HDF5 data file export

With data set sizes captured using PicoLog 6 potentially in the gigabytes, exporting that amount of data for processing in third-party applications becomes impractical.

Exporting data in CSV format

PicoLog already has a CSV export format, which consists of an ASCII file where values are separated by commas (in the UK and US) or semicolons (in Europe). Because it's an open format, CSV is commonly used to exchange data between businesses, consumers and scientific applicatations, and is human-readable using simple text editors, spreadsheets and even data processing applications such as MATLAB, making it a popular choice. CSV format is operating-system-agnostic, meaning it can be first created on a Linux or macOS computer and then seamlessly opened on a Windows PC, thus covering all the OSs that PicoLog 6 supports.

Great! So why would I need any other fornats? It sounds like CSV is perfect.

Size and speed versus ease of use

For CSVs to be human-readable, the data is displayed in the ASCII character set. This contains the Roman alphabet, numbers and a few symbols. Each ASCII character can be represented by 7 bits, which means it fits in one byte of storage.

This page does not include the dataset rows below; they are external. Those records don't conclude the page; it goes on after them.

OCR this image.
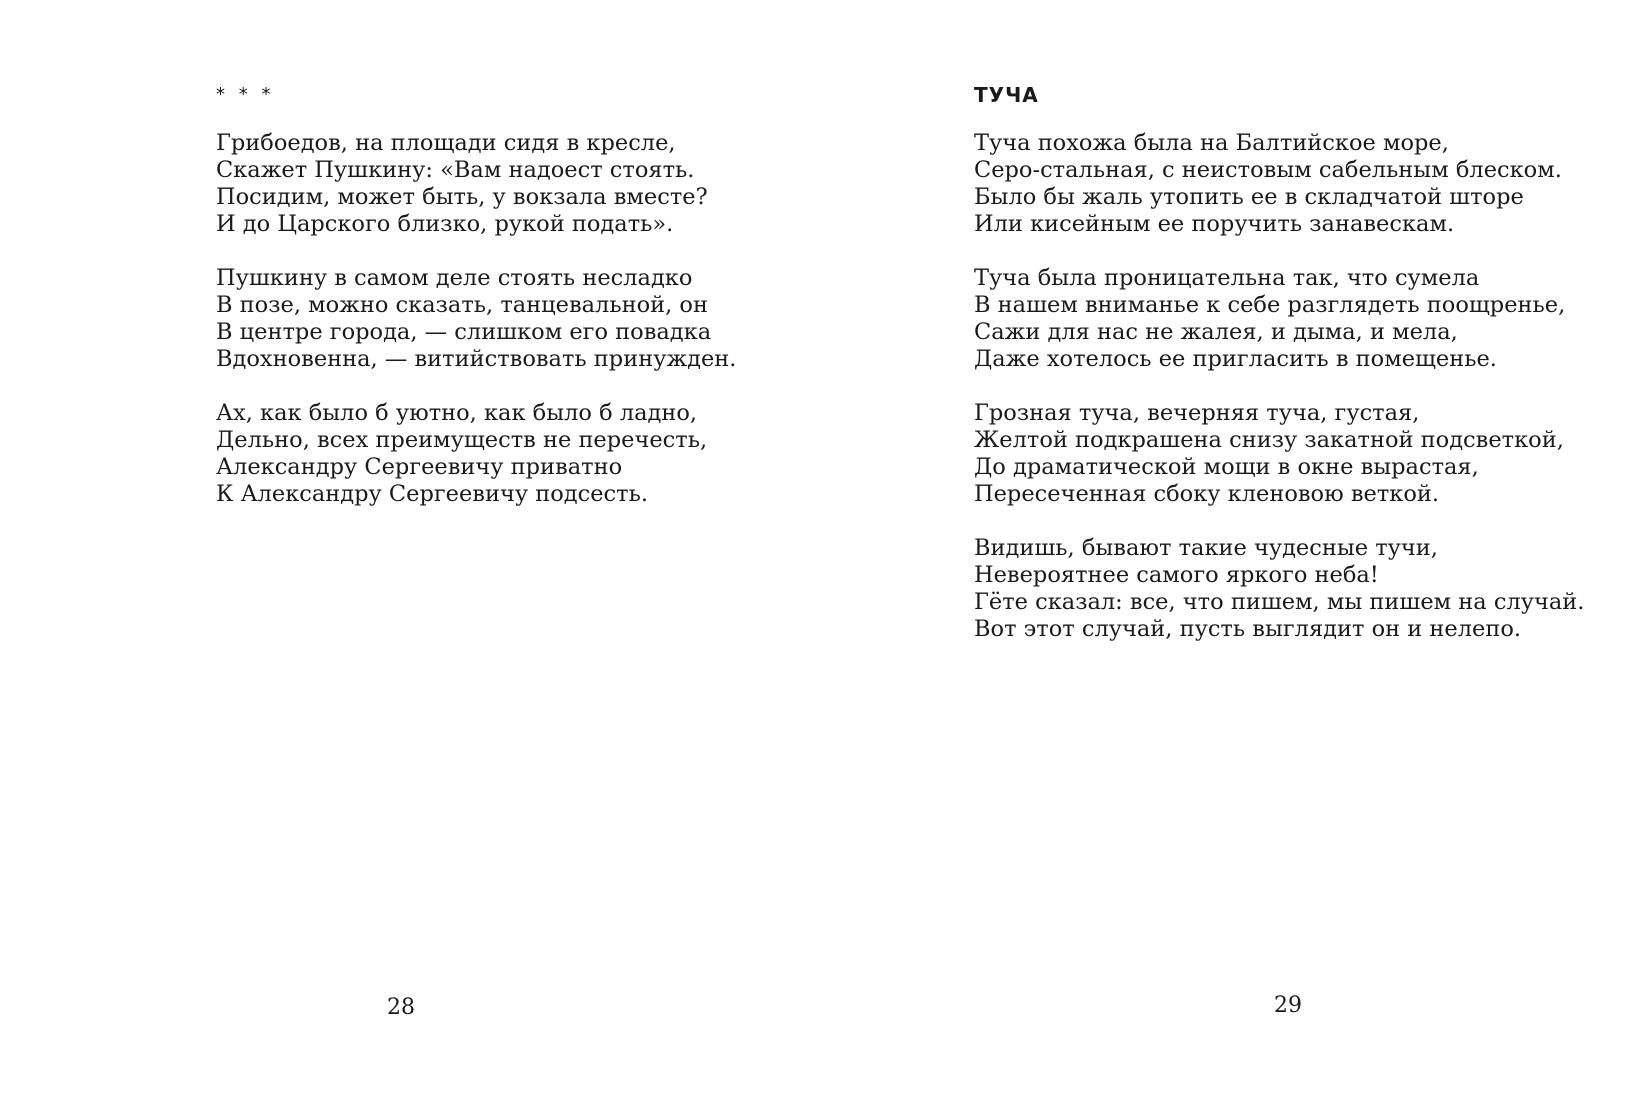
* * *
Грибоедов, на площади сидя в кресле,
Скажет Пушкину: «Вам надоест стоять.
Посидим, может быть, у вокзала вместе?
И до Царского близко, рукой подать».
Пушкину в самом деле стоять несладко
В позе, можно сказать, танцевальной, он
В центре города, — слишком его повадка
Вдохновенна, — витийствовать принужден.
Ах, как было б уютно, как было б ладно,
Дельно, всех преимуществ не перечесть,
Александру Сергеевичу приватно
К Александру Сергеевичу подсесть.
28
ТУЧА
Туча похожа была на Балтийское море,
Серо-стальная, с неистовым сабельным блеском.
Было бы жаль утопить ее в складчатой шторе
Или кисейным ее поручить занавескам.
Туча была проницательна так, что сумела
В нашем вниманье к себе разглядеть поощренье,
Сажи для нас не жалея, и дыма, и мела,
Даже хотелось ее пригласить в помещенье.
Грозная туча, вечерняя туча, густая,
Желтой подкрашена снизу закатной подсветкой,
До драматической мощи в окне вырастая,
Пересеченная сбоку кленовою веткой.
Видишь, бывают такие чудесные тучи,
Невероятнее самого яркого неба!
Гёте сказал: все, что пишем, мы пишем на случай.
Вот этот случай, пусть выглядит он и нелепо.
29
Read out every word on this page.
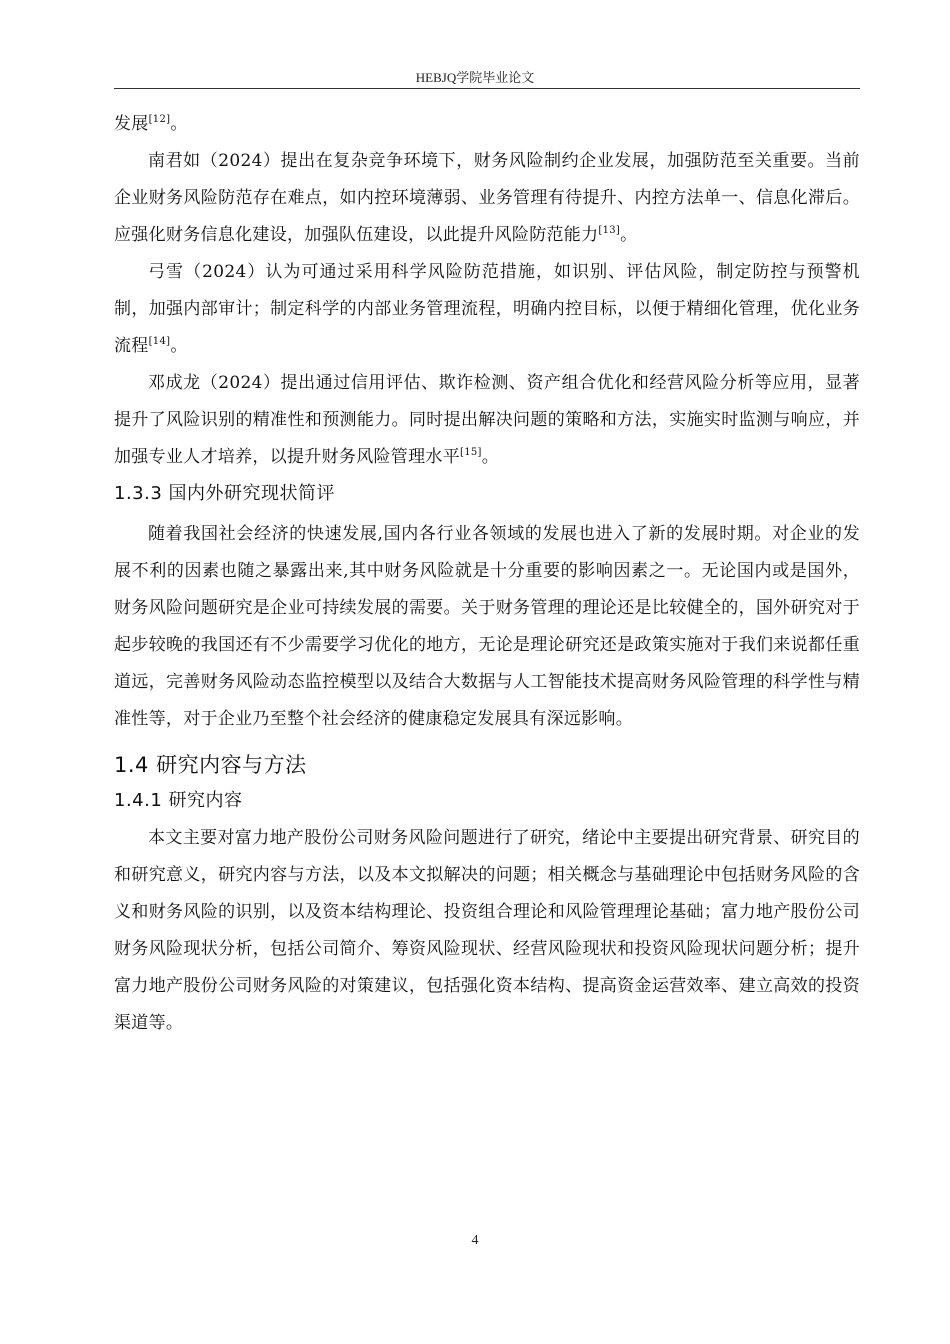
HEBJQ学院毕业论文

发展[12]。

南君如（2024）提出在复杂竞争环境下，财务风险制约企业发展，加强防范至关重要。当前企业财务风险防范存在难点，如内控环境薄弱、业务管理有待提升、内控方法单一、信息化滞后。应强化财务信息化建设，加强队伍建设，以此提升风险防范能力[13]。

弓雪（2024）认为可通过采用科学风险防范措施，如识别、评估风险，制定防控与预警机制，加强内部审计；制定科学的内部业务管理流程，明确内控目标，以便于精细化管理，优化业务流程[14]。

邓成龙（2024）提出通过信用评估、欺诈检测、资产组合优化和经营风险分析等应用，显著提升了风险识别的精准性和预测能力。同时提出解决问题的策略和方法，实施实时监测与响应，并加强专业人才培养，以提升财务风险管理水平[15]。

1.3.3 国内外研究现状简评

随着我国社会经济的快速发展,国内各行业各领域的发展也进入了新的发展时期。对企业的发展不利的因素也随之暴露出来,其中财务风险就是十分重要的影响因素之一。无论国内或是国外，财务风险问题研究是企业可持续发展的需要。关于财务管理的理论还是比较健全的，国外研究对于起步较晚的我国还有不少需要学习优化的地方，无论是理论研究还是政策实施对于我们来说都任重道远，完善财务风险动态监控模型以及结合大数据与人工智能技术提高财务风险管理的科学性与精准性等，对于企业乃至整个社会经济的健康稳定发展具有深远影响。

1.4 研究内容与方法
1.4.1 研究内容

本文主要对富力地产股份公司财务风险问题进行了研究，绪论中主要提出研究背景、研究目的和研究意义，研究内容与方法，以及本文拟解决的问题；相关概念与基础理论中包括财务风险的含义和财务风险的识别，以及资本结构理论、投资组合理论和风险管理理论基础；富力地产股份公司财务风险现状分析，包括公司简介、筹资风险现状、经营风险现状和投资风险现状问题分析；提升富力地产股份公司财务风险的对策建议，包括强化资本结构、提高资金运营效率、建立高效的投资渠道等。

4
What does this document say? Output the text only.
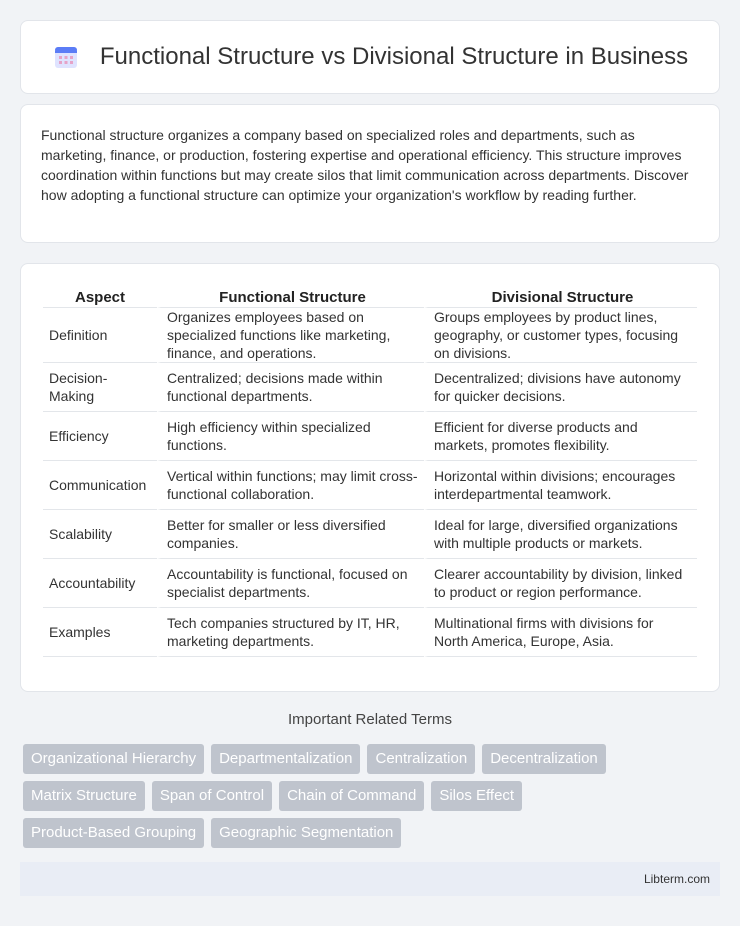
Functional Structure vs Divisional Structure in Business

Functional structure organizes a company based on specialized roles and departments, such as marketing, finance, or production, fostering expertise and operational efficiency. This structure improves coordination within functions but may create silos that limit communication across departments. Discover how adopting a functional structure can optimize your organization's workflow by reading further.

Aspect	Functional Structure	Divisional Structure
Definition	Organizes employees based on specialized functions like marketing, finance, and operations.	Groups employees by product lines, geography, or customer types, focusing on divisions.
Decision-Making	Centralized; decisions made within functional departments.	Decentralized; divisions have autonomy for quicker decisions.
Efficiency	High efficiency within specialized functions.	Efficient for diverse products and markets, promotes flexibility.
Communication	Vertical within functions; may limit cross-functional collaboration.	Horizontal within divisions; encourages interdepartmental teamwork.
Scalability	Better for smaller or less diversified companies.	Ideal for large, diversified organizations with multiple products or markets.
Accountability	Accountability is functional, focused on specialist departments.	Clearer accountability by division, linked to product or region performance.
Examples	Tech companies structured by IT, HR, marketing departments.	Multinational firms with divisions for North America, Europe, Asia.
Important Related Terms
Organizational Hierarchy	Departmentalization	Centralization	Decentralization
Matrix Structure	Span of Control	Chain of Command	Silos Effect
Product-Based Grouping	Geographic Segmentation
Libterm.com
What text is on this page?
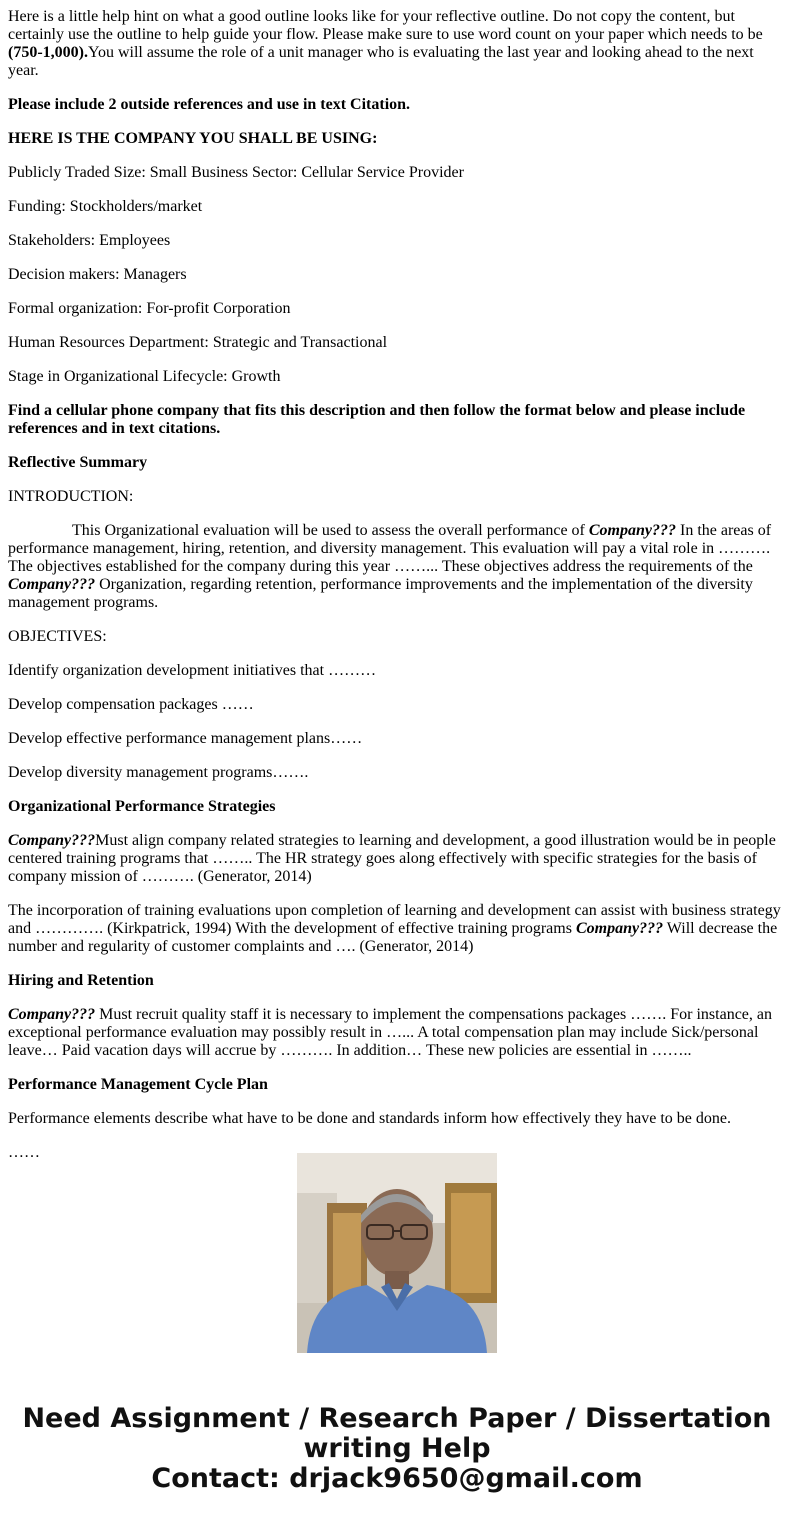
Here is a little help hint on what a good outline looks like for your reflective outline. Do not copy the content, but certainly use the outline to help guide your flow. Please make sure to use word count on your paper which needs to be (750-1,000).You will assume the role of a unit manager who is evaluating the last year and looking ahead to the next year.

Please include 2 outside references and use in text Citation.

HERE IS THE COMPANY YOU SHALL BE USING:

Publicly Traded Size: Small Business Sector: Cellular Service Provider

Funding: Stockholders/market

Stakeholders: Employees

Decision makers: Managers

Formal organization: For-profit Corporation

Human Resources Department: Strategic and Transactional

Stage in Organizational Lifecycle: Growth

Find a cellular phone company that fits this description and then follow the format below and please include references and in text citations.

Reflective Summary

INTRODUCTION:

This Organizational evaluation will be used to assess the overall performance of Company??? In the areas of performance management, hiring, retention, and diversity management. This evaluation will pay a vital role in ………. The objectives established for the company during this year ……... These objectives address the requirements of the Company??? Organization, regarding retention, performance improvements and the implementation of the diversity management programs.

OBJECTIVES:

Identify organization development initiatives that ………

Develop compensation packages ……

Develop effective performance management plans……

Develop diversity management programs…….

Organizational Performance Strategies

Company???Must align company related strategies to learning and development, a good illustration would be in people centered training programs that …….. The HR strategy goes along effectively with specific strategies for the basis of company mission of ………. (Generator, 2014)

The incorporation of training evaluations upon completion of learning and development can assist with business strategy and …………. (Kirkpatrick, 1994) With the development of effective training programs Company??? Will decrease the number and regularity of customer complaints and …. (Generator, 2014)

Hiring and Retention

Company??? Must recruit quality staff it is necessary to implement the compensations packages ……. For instance, an exceptional performance evaluation may possibly result in …... A total compensation plan may include Sick/personal leave… Paid vacation days will accrue by ………. In addition… These new policies are essential in ……..

Performance Management Cycle Plan

Performance elements describe what have to be done and standards inform how effectively they have to be done.

……

Need Assignment / Research Paper / Dissertation
writing Help
Contact: drjack9650@gmail.com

So we come to the first significant factor in the size of a CSV file: the number of characters that represent one sample point. Measured temperatures, for example, can be short, often 3 to 5 significant digits. In the case of a thermocouple temperature sensor, 3 significant digits such as "20.3 °C" (the units aren't included in the CSV) would be practical for thermocouple accuracy, but for more precision applications when using a PT100 sensor, 5 significant digits such as "20.305 °C" would be more fitting for the accuracy of the sensor and logger. But what if I told you that "20.305" was 8 characters? 

  • Some countries and regions use the comma as a decimal separator. Many applications would read this as a column delimiter, so we use quoted CSV values to encapsulate the value. Your system settings will choose the decimal separator based on your regional settings. The quotes add two characters.
  • Don't forget that the decimal separator is also a character. 

So even with only 5 numerical digits, each sample point is 8 bytes (5 numerical characters + 3 formatting characters, each 1 byte). This is the Achilles' Heel of the CSV format when used with very large datasets. Making it human-readable means more data is used to encode each sample. 

If your system has multiple channels and devices, recording for many hours, days or even weeks of capture, you can start to see how the size of CSVs can grow quickly.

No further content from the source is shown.